The javadoc should read "Any sequence whose length is less than k should be omitted."

method: private static void sliceKernel(List<ByteArrayRange> slices, byte[] sequence, int min, int max, IntPredicate slicePredicate) Sequential.svg (sequential implementation only)

method: public static List<Slice<byte[]>> createSlices(List<byte[]> sequences, int k, IntPredicate slicePredicate) Sequential.svg (sequential implementation only)

This class is designed to take in a list of bytes and convert it into a list of slices. The slice class should be familiar to you from earlier in the semester, but feel free to refer back to the documentation on Slices for a quick recap. You should perform this task recursively and there are two methods you will need to implement. The createSlices method should just call the kernel, which is the "helper" method, and the kernel contains the recursion.

In the createSlices method, you should call the recursive kernel for each sequence in the list of sequences. When defining the min and max values, keep the information mentioned in the "Background" section in mind. As for the kernel, it should add a new slice to the collection of slices once the length of the slice dips below the provided threshold, but it should otherwise split itself into two smaller slices using recursion.

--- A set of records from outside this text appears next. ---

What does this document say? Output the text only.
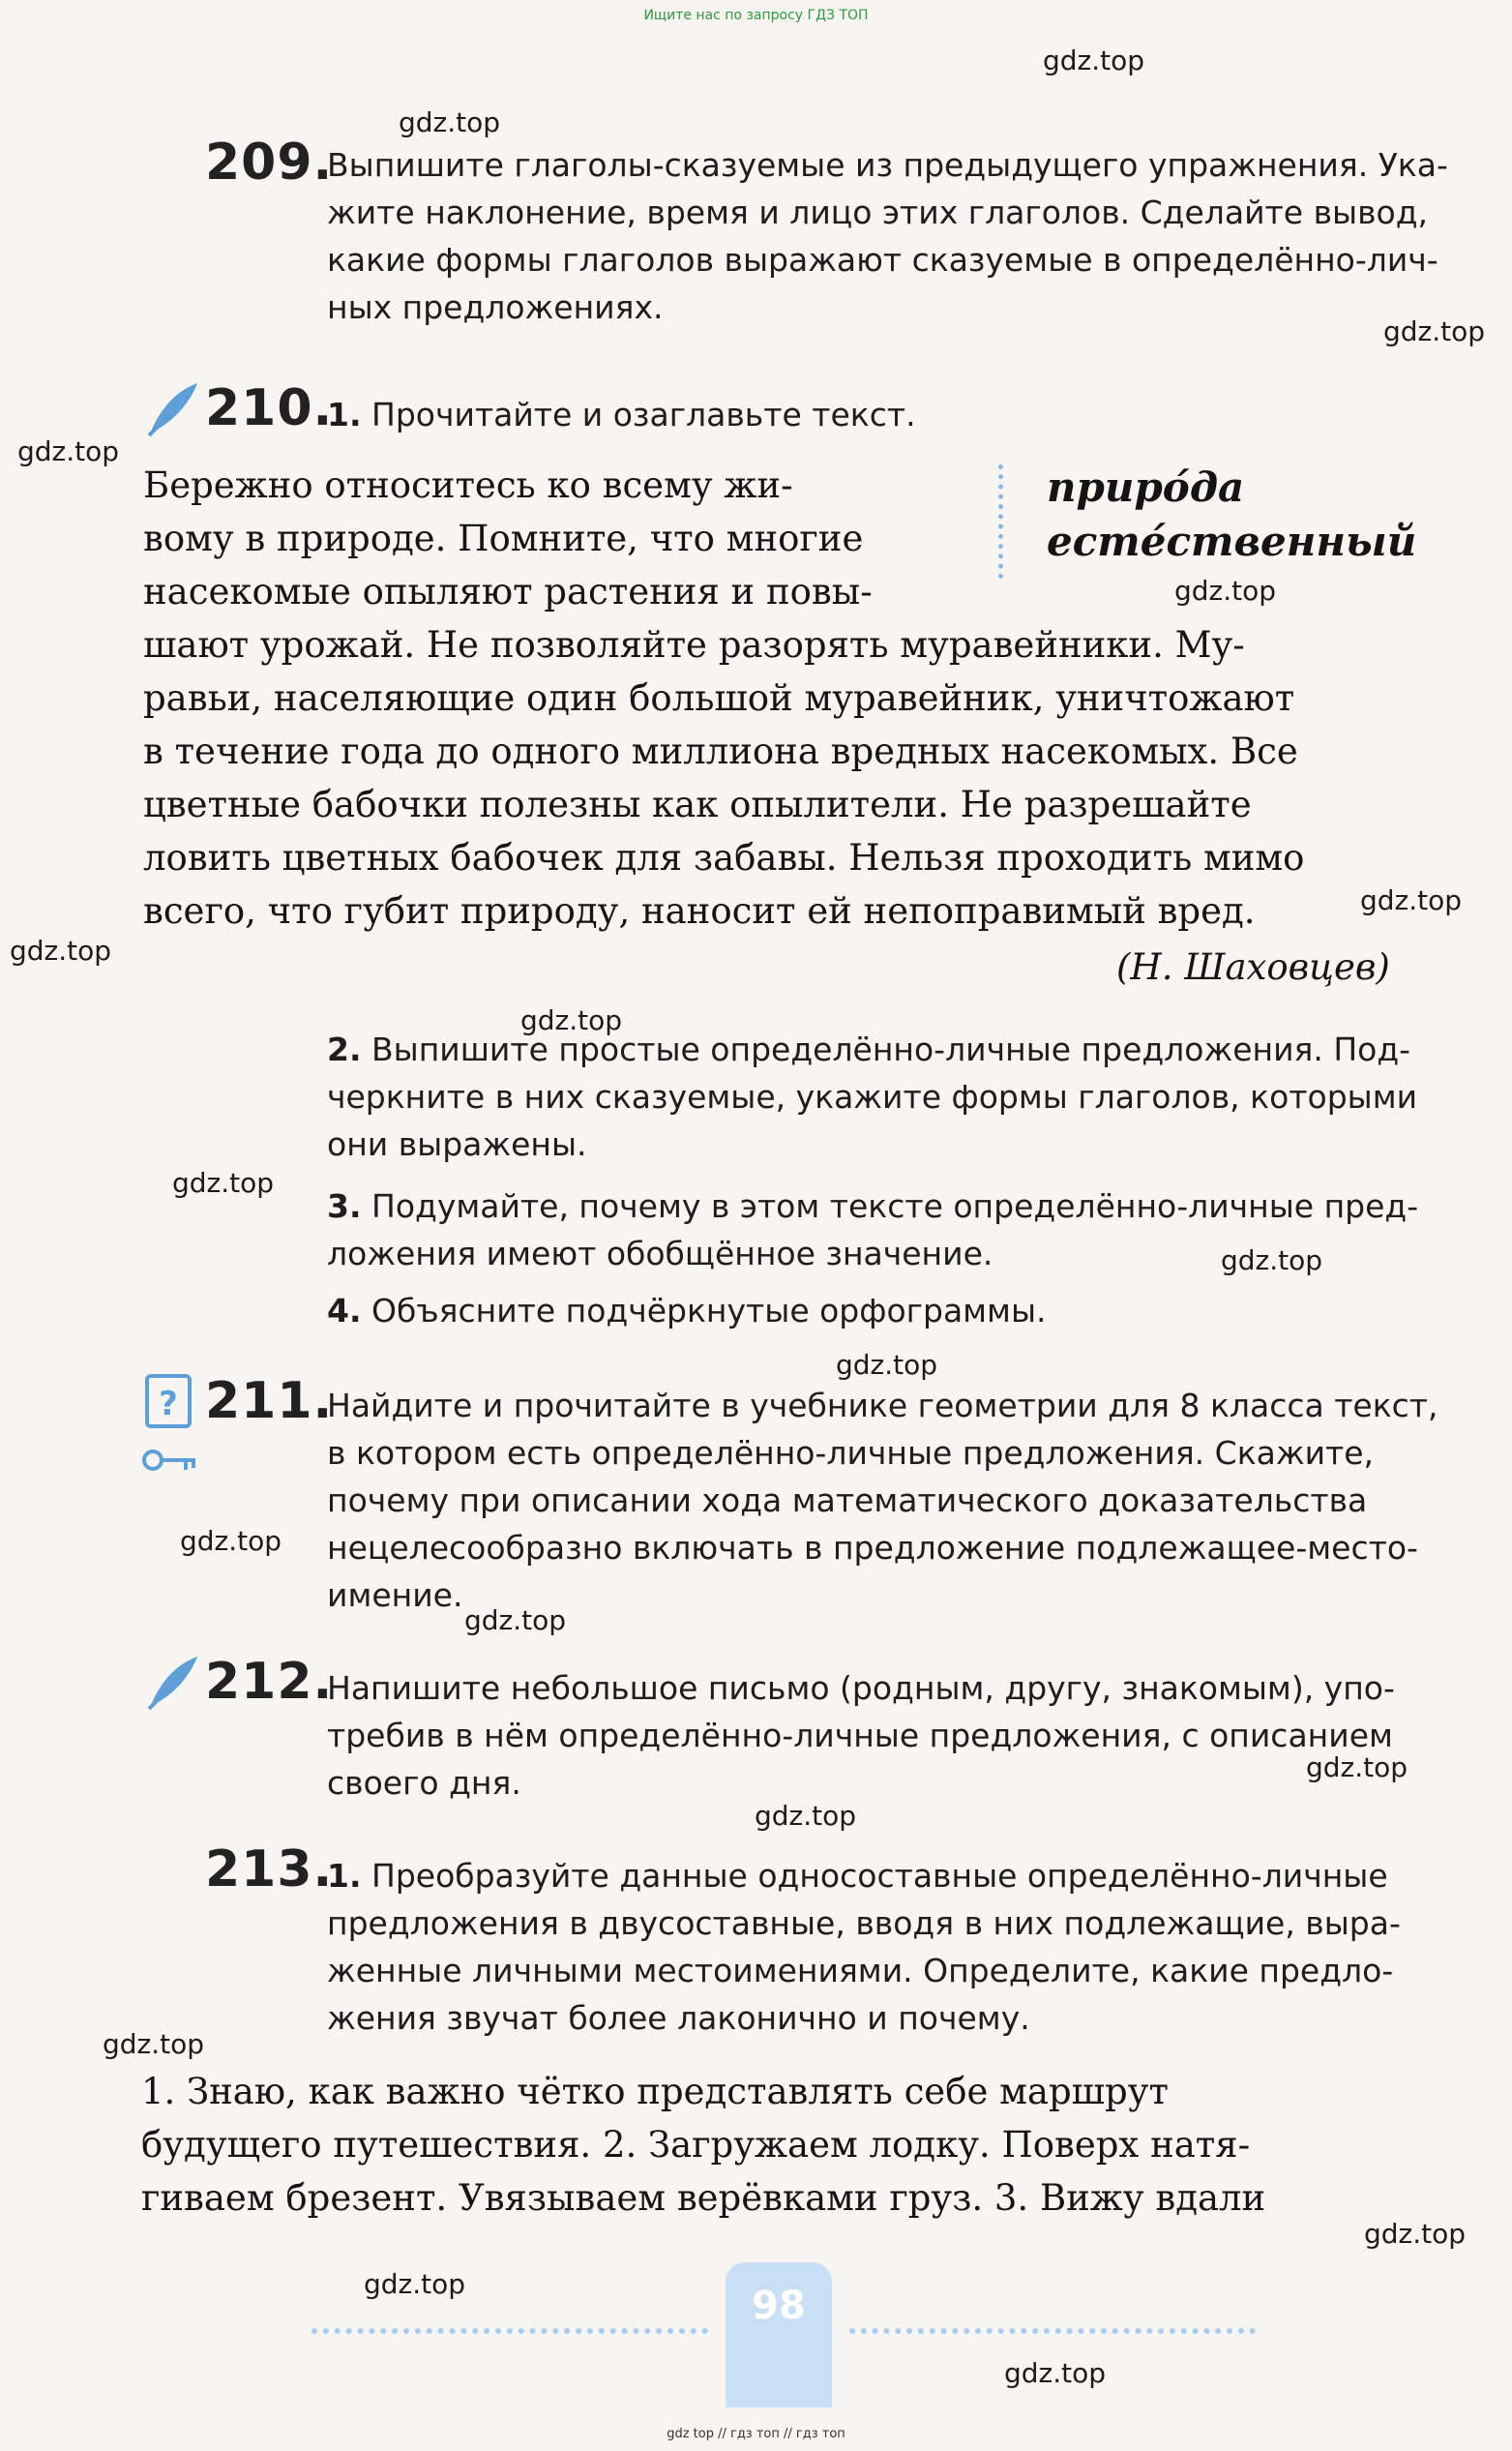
Ищите нас по запросу ГДЗ ТОП
gdz top // гдз топ // гдз топ
gdz.top
gdz.top
gdz.top
gdz.top
gdz.top
gdz.top
gdz.top
gdz.top
gdz.top
gdz.top
gdz.top
gdz.top
gdz.top
gdz.top
gdz.top
gdz.top
gdz.top
gdz.top
gdz.top
209.
Выпишите глаголы-сказуемые из предыдущего упражнения. Ука-
жите наклонение, время и лицо этих глаголов. Сделайте вывод,
какие формы глаголов выражают сказуемые в определённо-лич-
ных предложениях.
210.
1. Прочитайте и озаглавьте текст.
Бережно относитесь ко всему жи-
вому в природе. Помните, что многие
насекомые опыляют растения и повы-
шают урожай. Не позволяйте разорять муравейники. Му-
равьи, населяющие один большой муравейник, уничтожают
в течение года до одного миллиона вредных насекомых. Все
цветные бабочки полезны как опылители. Не разрешайте
ловить цветных бабочек для забавы. Нельзя проходить мимо
всего, что губит природу, наносит ей непоправимый вред.
приро́да
есте́ственный
(Н. Шаховцев)
2. Выпишите простые определённо-личные предложения. Под-
черкните в них сказуемые, укажите формы глаголов, которыми
они выражены.
3. Подумайте, почему в этом тексте определённо-личные пред-
ложения имеют обобщённое значение.
4. Объясните подчёркнутые орфограммы.
? 211.
Найдите и прочитайте в учебнике геометрии для 8 класса текст,
в котором есть определённо-личные предложения. Скажите,
почему при описании хода математического доказательства
нецелесообразно включать в предложение подлежащее-место-
имение.
212.
Напишите небольшое письмо (родным, другу, знакомым), упо-
требив в нём определённо-личные предложения, с описанием
своего дня.
213.
1. Преобразуйте данные односоставные определённо-личные
предложения в двусоставные, вводя в них подлежащие, выра-
женные личными местоимениями. Определите, какие предло-
жения звучат более лаконично и почему.
1. Знаю, как важно чётко представлять себе маршрут
будущего путешествия. 2. Загружаем лодку. Поверх натя-
гиваем брезент. Увязываем верёвками груз. 3. Вижу вдали
98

In our previous uses of Slices we leveraged sliceIndexId (and not originalData) since it was a n-way split/coarsening scenario. Here we are recursively splitting each item in a collection of sub-sequences so originalData will be used (and sliceIndexId is unnecessary and can be specified as invalid (-1))..

Attention niels epting.svg Warning: be sure to slice the offset (a.k.a. startingIndex) space

for N=10 and K=3, you should be slicing like this:

ThresholdSlices.svg

threshold calculation

method: public static int calculateReasonableThreshold(List<byte[]> sequences, int k) Sequential.svg (sequential implementation only)

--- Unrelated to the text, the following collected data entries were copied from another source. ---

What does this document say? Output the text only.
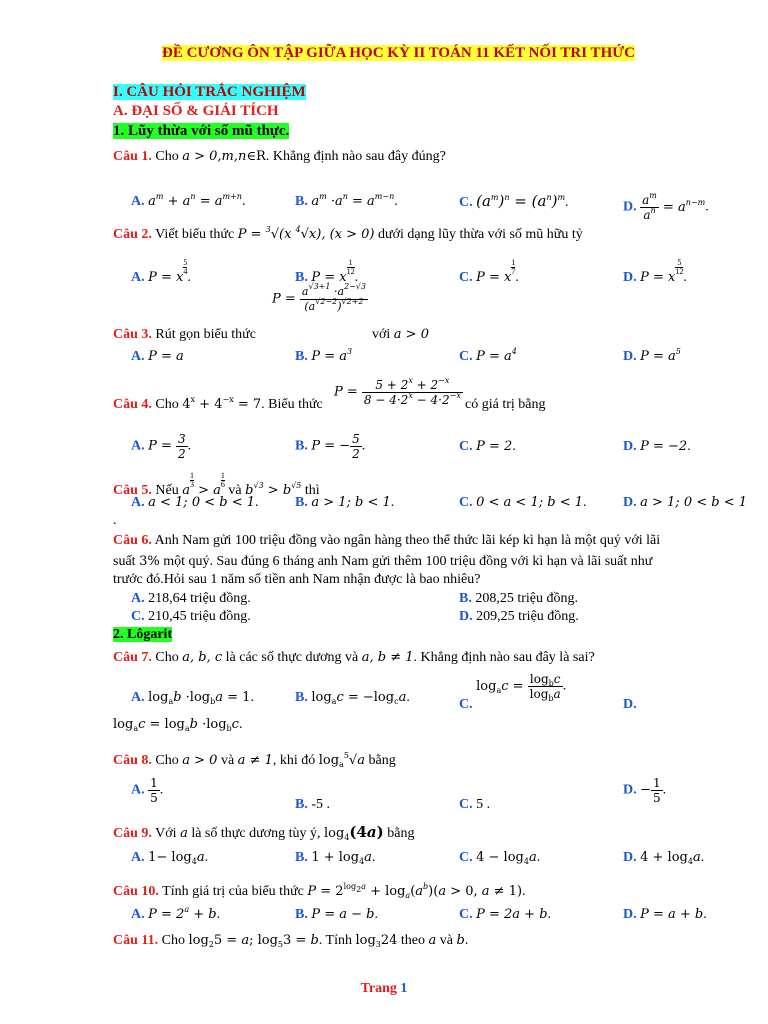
ĐỀ CƯƠNG ÔN TẬP GIỮA HỌC KỲ II TOÁN 11 KẾT NỐI TRI THỨC
I. CÂU HỎI TRẮC NGHIỆM
A. ĐẠI SỐ & GIẢI TÍCH
1. Lũy thừa với số mũ thực.
Câu 1. Cho a > 0,m,n∈R. Khẳng định nào sau đây đúng?
A. $a^m + a^n = a^{m+n}$.	B. $a^m \cdot a^n = a^{m-n}$.	C. $(a^m)^n = (a^n)^m$.	D. $\frac{a^m}{a^n} = a^{n-m}$.
Câu 2. Viết biểu thức P = $^3$√(x $^4$√x), (x > 0) dưới dạng lũy thừa với số mũ hữu tỷ
A. P = x
$\frac{5}{4}$
.	B. P = x
$\frac{1}{12}$
.	C. P = x
$\frac{1}{7}$
.	D. P = x
$\frac{5}{12}$
.
$P = \frac{a^{√3+1} \cdot a^{2-√3}}{(a^{√2-2})^{√2+2}}$
Câu 3. Rút gọn biểu thức	với a > 0
A. P = a	B. $P = a^3$	C. $P = a^4$	D. $P = a^5$
Câu 4. Cho $4^x + 4^{-x} = 7$. Biểu thức
$P = \frac{5 + 2^x + 2^{-x}}{8 - 4\cdot 2^x - 4\cdot 2^{-x}}$ có giá trị bằng
A. $P = \frac{3}{2}$ .	B. P = − $\frac{5}{2}$ .	C. P = 2.	D. P = −2.
Câu 5. Nếu a
$\frac{1}{3}$
> a
$\frac{1}{6}$
và $b^{√3} > b^{√5}$ thì
A. a < 1; 0 < b < 1.	B. a > 1; b < 1.	C. 0 < a < 1; b < 1.	D. a > 1; 0 < b < 1
.
Câu 6. Anh Nam gửi 100 triệu đồng vào ngân hàng theo thể thức lãi kép kì hạn là một quý với lãi
suất 3% một quý. Sau đúng 6 tháng anh Nam gửi thêm 100 triệu đồng với kì hạn và lãi suất như
trước đó.Hỏi sau 1 năm số tiền anh Nam nhận được là bao nhiêu?
A. 218,64 triệu đồng.	B. 208,25 triệu đồng.
C. 210,45 triệu đồng.	D. 209,25 triệu đồng.
2. Lôgarit
Câu 7. Cho a, b, c là các số thực dương và a, b ≠ 1. Khẳng định nào sau đây là sai?
A. $\log_ab \cdot\log_ba = 1$.	B. $\log_ac = -\log_ca$.	C. $\log_ac = \frac{\log_bc}{\log_ba}$ .
D.
$\log_ac = \log_ab \cdot\log_bc$.
Câu 8. Cho a > 0 và a ≠ 1, khi đó $\log_a^5√a$ bằng
A. $\frac{1}{5}$ .
B. -5 .	C. 5 .
D. − $\frac{1}{5}$ .
Câu 9. Với a là số thực dương tùy ý, $\log_4(4a)$ bằng
A. $1- \log_4a$.	B. $1 + \log_4a$.	C. $4 - \log_4a$.	D. $4 + \log_4a$.
Câu 10. Tính giá trị của biểu thức $P = 2^{log_2a} + \log_a(a^b)(a > 0$, a ≠ 1).
A. $P = 2^a + b$.	B. P = a − b.	C. P = 2a + b.	D. P = a + b.
Câu 11. Cho $\log_25 = a$; $\log_53 = b$. Tính $\log_324$ theo a và b.
Trang 1
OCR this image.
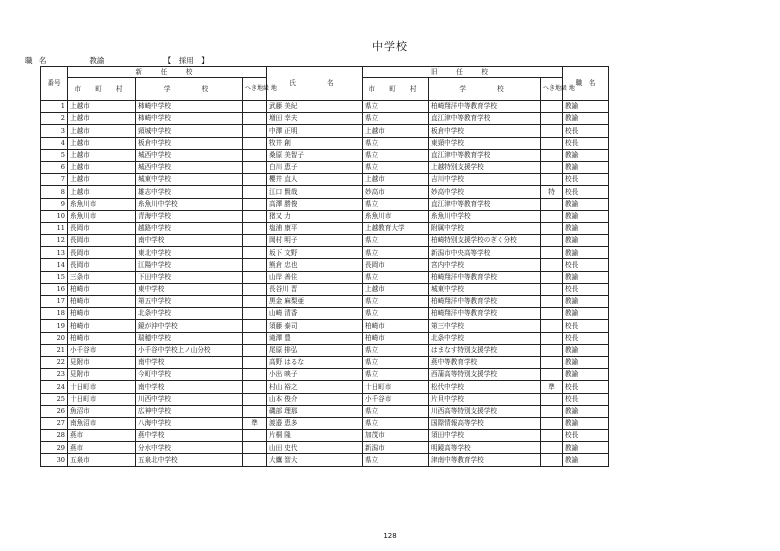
中学校
職 名	教諭	【　採用　】
番号	新　任　校			氏　　名	旧　任　校			職　名
	市 町 村	学　　校	へき地級 地		市 町 村	学　　校	へき地級 地	
1	上越市	柿崎中学校		武藤 美紀	県立	柏崎翔洋中等教育学校		教諭
2	上越市	柿崎中学校		増田 幸夫	県立	直江津中等教育学校		教諭
3	上越市	頸城中学校		中澤 正明	上越市	板倉中学校		校長
4	上越市	板倉中学校		牧井 創	県立	東頸中学校		校長
5	上越市	城西中学校		桑原 美智子	県立	直江津中等教育学校		教諭
6	上越市	城西中学校		白川 恵子	県立	上越特別支援学校		教諭
7	上越市	城東中学校		櫻井 直人	上越市	吉川中学校		校長
8	上越市	雄志中学校		江口 賢哉	妙高市	妙高中学校	特	校長
9	糸魚川市	糸魚川中学校		高澤 勝俊	県立	直江津中等教育学校		教諭
10	糸魚川市	青海中学校		猪又 力	糸魚川市	糸魚川中学校		教諭
11	長岡市	越路中学校		塩浦 康平	上越教育大学	附属中学校		教諭
12	長岡市	南中学校		岡村 明子	県立	柏崎特別支援学校のぎく分校		教諭
13	長岡市	東北中学校		坂下 文野	県立	新潟市中央高等学校		教諭
14	長岡市	江陽中学校		熊倉 忠也	長岡市	宮内中学校		校長
15	三条市	下田中学校		山岸 善住	県立	柏崎翔洋中等教育学校		教諭
16	柏崎市	東中学校		長谷川 晋	上越市	城東中学校		校長
17	柏崎市	第五中学校		黒金 麻梨亜	県立	柏崎翔洋中等教育学校		教諭
18	柏崎市	北条中学校		山崎 清香	県立	柏崎翔洋中等教育学校		教諭
19	柏崎市	鏡が沖中学校		須藤 泰司	柏崎市	第三中学校		校長
20	柏崎市	瑞穂中学校		滝澤 豊	柏崎市	北条中学校		校長
21	小千谷市	小千谷中学校上ノ山分校		尾原 排弘	県立	はまなす特別支援学校		教諭
22	見附市	南中学校		高野 はるな	県立	燕中等教育学校		教諭
23	見附市	今町中学校		小出 映子	県立	西蒲高等特別支援学校		教諭
24	十日町市	南中学校		村山 裕之	十日町市	松代中学校	準	校長
25	十日町市	川西中学校		山本 俊介	小千谷市	片貝中学校		校長
26	魚沼市	広神中学校		磯部 理那	県立	川西高等特別支援学校		教諭
27	南魚沼市	八海中学校	準	渡邉 恵多	県立	国際情報高等学校		教諭
28	燕市	燕中学校		片桐 隆	加茂市	須田中学校		校長
29	燕市	分水中学校		山田 史代	新潟市	明鏡高等学校		教諭
30	五泉市	五泉北中学校		大鷹 智大	県立	津南中等教育学校		教諭
128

Define the threashold of range to be used in slicePredicate. Question to ask yourself: given a list of sequences which are to be k-mer counted, how would you calculate a reasonable threshold?

LongConcurrentMapKMerCounter

class: LongConcurrentMapKMerCounter.java Java.png
methods: parse
package: kmer.exercise.longconcurrentmap
source folder: student/src/main/java

method: public KMerCount parse(List<byte[]> sequences, int k) Parallel.svg (parallel implementation required)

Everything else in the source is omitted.